私の頭の中には、すばらしい世界が広がっているのに、
それをテンプレートに当てはめると、すばらしさが薄れる。何か違う。
「もっとおもしろい世界なのに」と思うけれど、それを表現する方法がわからない。
それと、もう一つ。感想文って、だれに向けて書いているのかわからない。
だれに書いているのか。これは文章を書く上ではとても大事ですよね。
と、今は思いますが、当時はそんなことを考えている自分が
ちょっと変なような気もしていました。
結果、書けない。
起承転結。4部構成。
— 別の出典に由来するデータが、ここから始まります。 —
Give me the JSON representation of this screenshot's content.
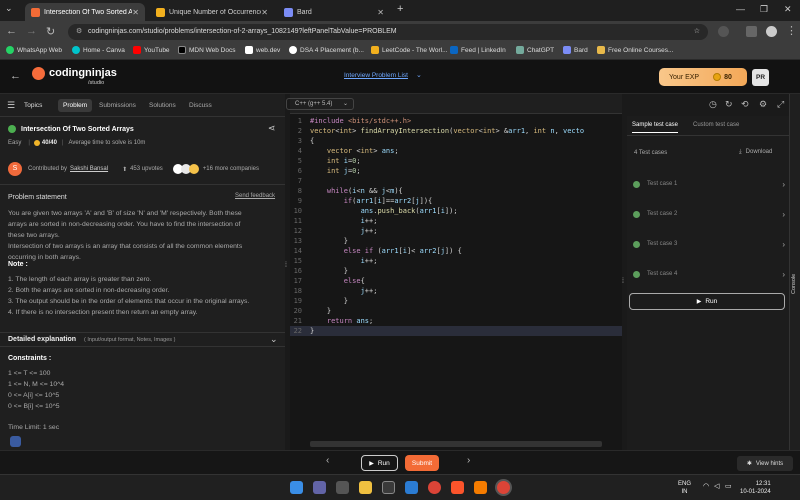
{
  "browser": {
    "tabs": [
      {
        "title": "Intersection Of Two Sorted Arra",
        "active": true
      },
      {
        "title": "Unique Number of Occurrences",
        "active": false
      },
      {
        "title": "Bard",
        "active": false
      }
    ],
    "new_tab": "+",
    "url": "codingninjas.com/studio/problems/intersection-of-2-arrays_1082149?leftPanelTabValue=PROBLEM",
    "bookmarks": [
      "WhatsApp Web",
      "Home - Canva",
      "YouTube",
      "MDN Web Docs",
      "web.dev",
      "DSA 4 Placement (b...",
      "LeetCode - The Worl...",
      "Feed | LinkedIn",
      "ChatGPT",
      "Bard",
      "Free Online Courses..."
    ]
  },
  "header": {
    "logo_text": "codingninjas",
    "logo_sub": "/studio",
    "interview_link": "Interview Problem List",
    "exp_label": "Your EXP",
    "exp_value": "80",
    "avatar": "PR"
  },
  "left": {
    "tabs": [
      "Topics",
      "Problem",
      "Submissions",
      "Solutions",
      "Discuss"
    ],
    "title": "Intersection Of Two Sorted Arrays",
    "difficulty": "Easy",
    "score": "40/40",
    "avg_time": "Average time to solve is 10m",
    "contributor_prefix": "Contributed by",
    "contributor": "Sakshi Bansal",
    "upvotes": "453 upvotes",
    "companies": "+16 more companies",
    "statement_heading": "Problem statement",
    "send_feedback": "Send feedback",
    "statement_lines": [
      "You are given two arrays 'A' and 'B' of size 'N' and 'M' respectively. Both these",
      "arrays are sorted in non-decreasing order. You have to find the intersection of",
      "these two arrays.",
      "Intersection of two arrays is an array that consists of all the common elements",
      "occurring in both arrays."
    ],
    "note_heading": "Note :",
    "notes": [
      "1. The length of each array is greater than zero.",
      "2. Both the arrays are sorted in non-decreasing order.",
      "3. The output should be in the order of elements that occur in the original arrays.",
      "4. If there is no intersection present then return an empty array."
    ],
    "detailed_heading": "Detailed explanation",
    "detailed_sub": "( Input/output format, Notes, Images )",
    "constraints_heading": "Constraints :",
    "constraints": [
      "1 <= T <= 100",
      "1 <= N, M <= 10^4",
      "0 <= A[i] <= 10^5",
      "0 <= B[i] <= 10^5"
    ],
    "time_limit": "Time Limit: 1 sec"
  },
  "editor": {
    "language": "C++ (g++ 5.4)",
    "line_count": 22
  },
  "right": {
    "tabs": [
      "Sample test case",
      "Custom test case"
    ],
    "test_count": "4 Test cases",
    "download": "Download",
    "test_cases": [
      "Test case 1",
      "Test case 2",
      "Test case 3",
      "Test case 4"
    ],
    "run": "Run",
    "console": "Console"
  },
  "bottom": {
    "run": "Run",
    "submit": "Submit",
    "hints": "View hints"
  },
  "taskbar": {
    "lang": "ENG",
    "region": "IN",
    "time": "12:31",
    "date": "10-01-2024"
  },
  "colors": {
    "accent": "#f36b36",
    "link": "#6fa8ff",
    "success": "#4caf50"
  }
}
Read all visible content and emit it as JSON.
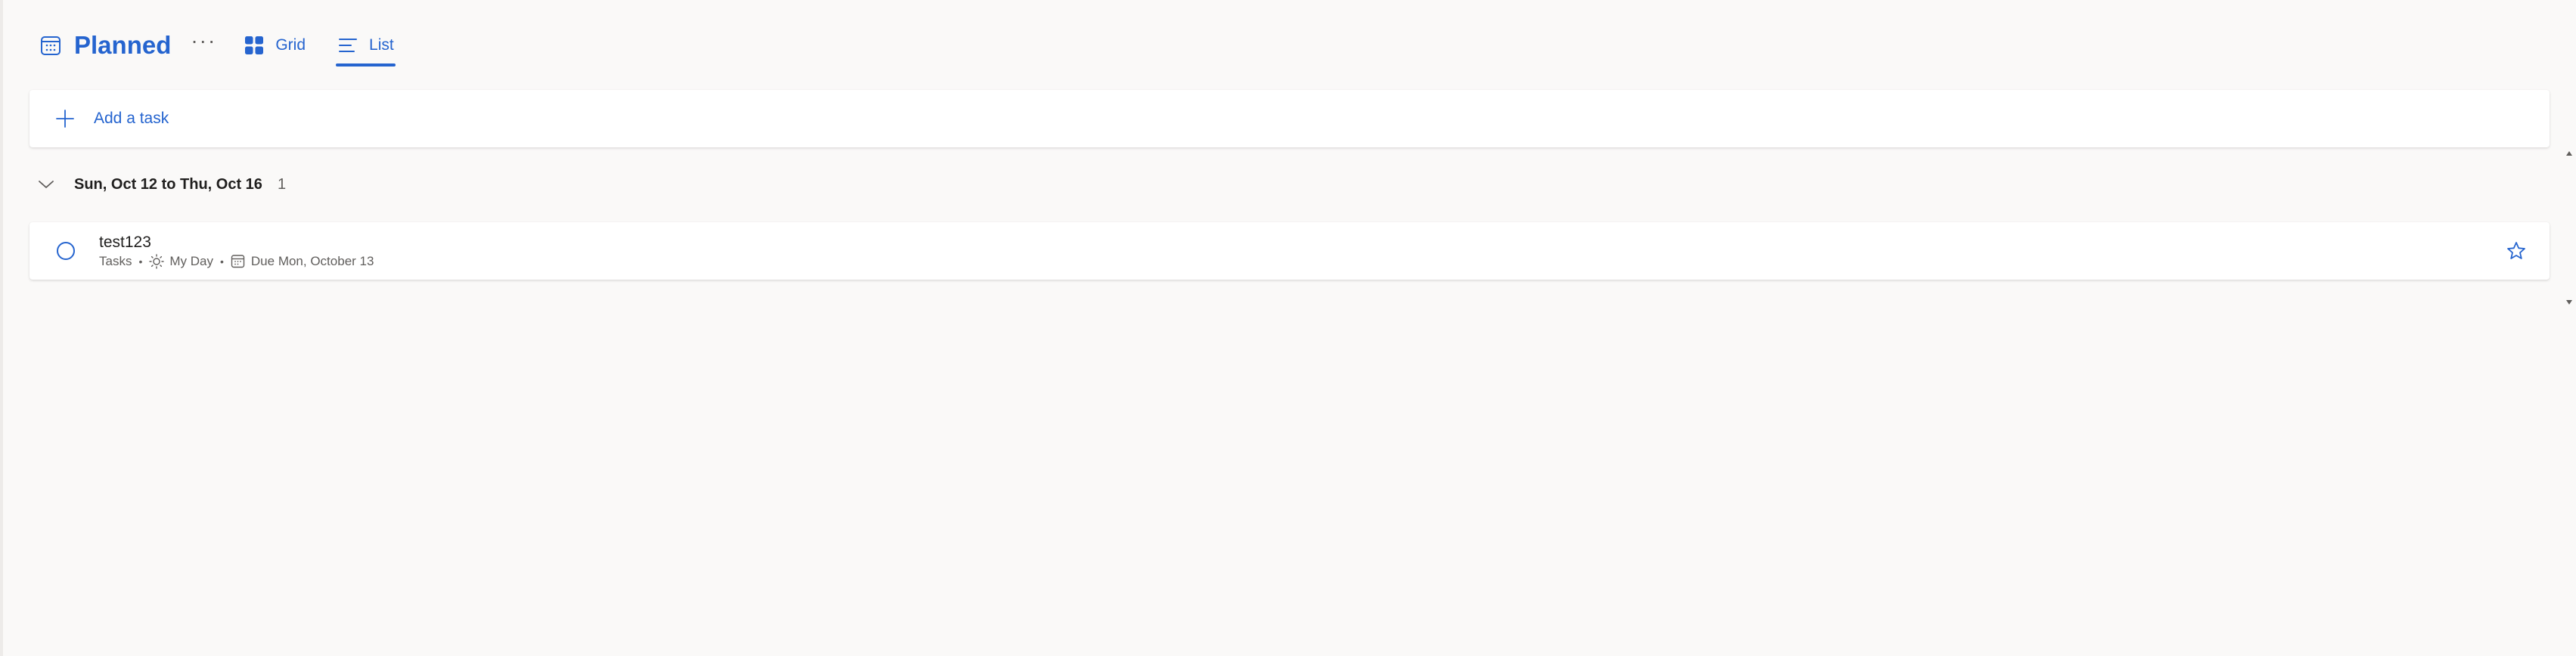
{
  "header": {
    "title": "Planned",
    "title_icon": "calendar-icon",
    "more_label": "···",
    "views": [
      {
        "label": "Grid",
        "icon": "grid-icon",
        "active": false
      },
      {
        "label": "List",
        "icon": "list-icon",
        "active": true
      }
    ]
  },
  "add_task": {
    "label": "Add a task",
    "icon": "plus-icon"
  },
  "groups": [
    {
      "title": "Sun, Oct 12 to Thu, Oct 16",
      "count": "1",
      "icon": "chevron-down-icon",
      "tasks": [
        {
          "title": "test123",
          "list": "Tasks",
          "my_day": "My Day",
          "due": "Due Mon, October 13",
          "starred": false
        }
      ]
    }
  ],
  "colors": {
    "accent": "#2564cf",
    "background": "#faf9f8",
    "card": "#ffffff",
    "secondary_text": "#605e5c"
  }
}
方法がわかると書きやすいので大事なのですが、
4部構成にすることがゴールなのではない、
感想が伝わることが大切なんだ、ということを
学校は教えてくれればいいのになあ、と思います。
あと、私のように、読み手を想定したほうが書きやすい子もいるはずです。
だったら、「お母さんに向けて書いてみよう」なんて言ってくれればいいのに。
学校では○をもらえないかもしれませんが、
私は、本を読んで嬉しい気持ちになったなら、どんなふうに、どれだけ嬉しいのか、
どこで嬉しく感じたのかをたくさん書けばいいのではないかと思います。
感想文なんですから、嬉しい気持ちを読み手に伝えられればいいのではないかなあ。
もしかしたら、原稿用紙上に、たくさん「嬉しい」が書き込まれた時点で、
整理する意味で、構成という考えが入ってくるのかもしれません。
あれ? これ、企画書なんかでも同じかもしれませんね。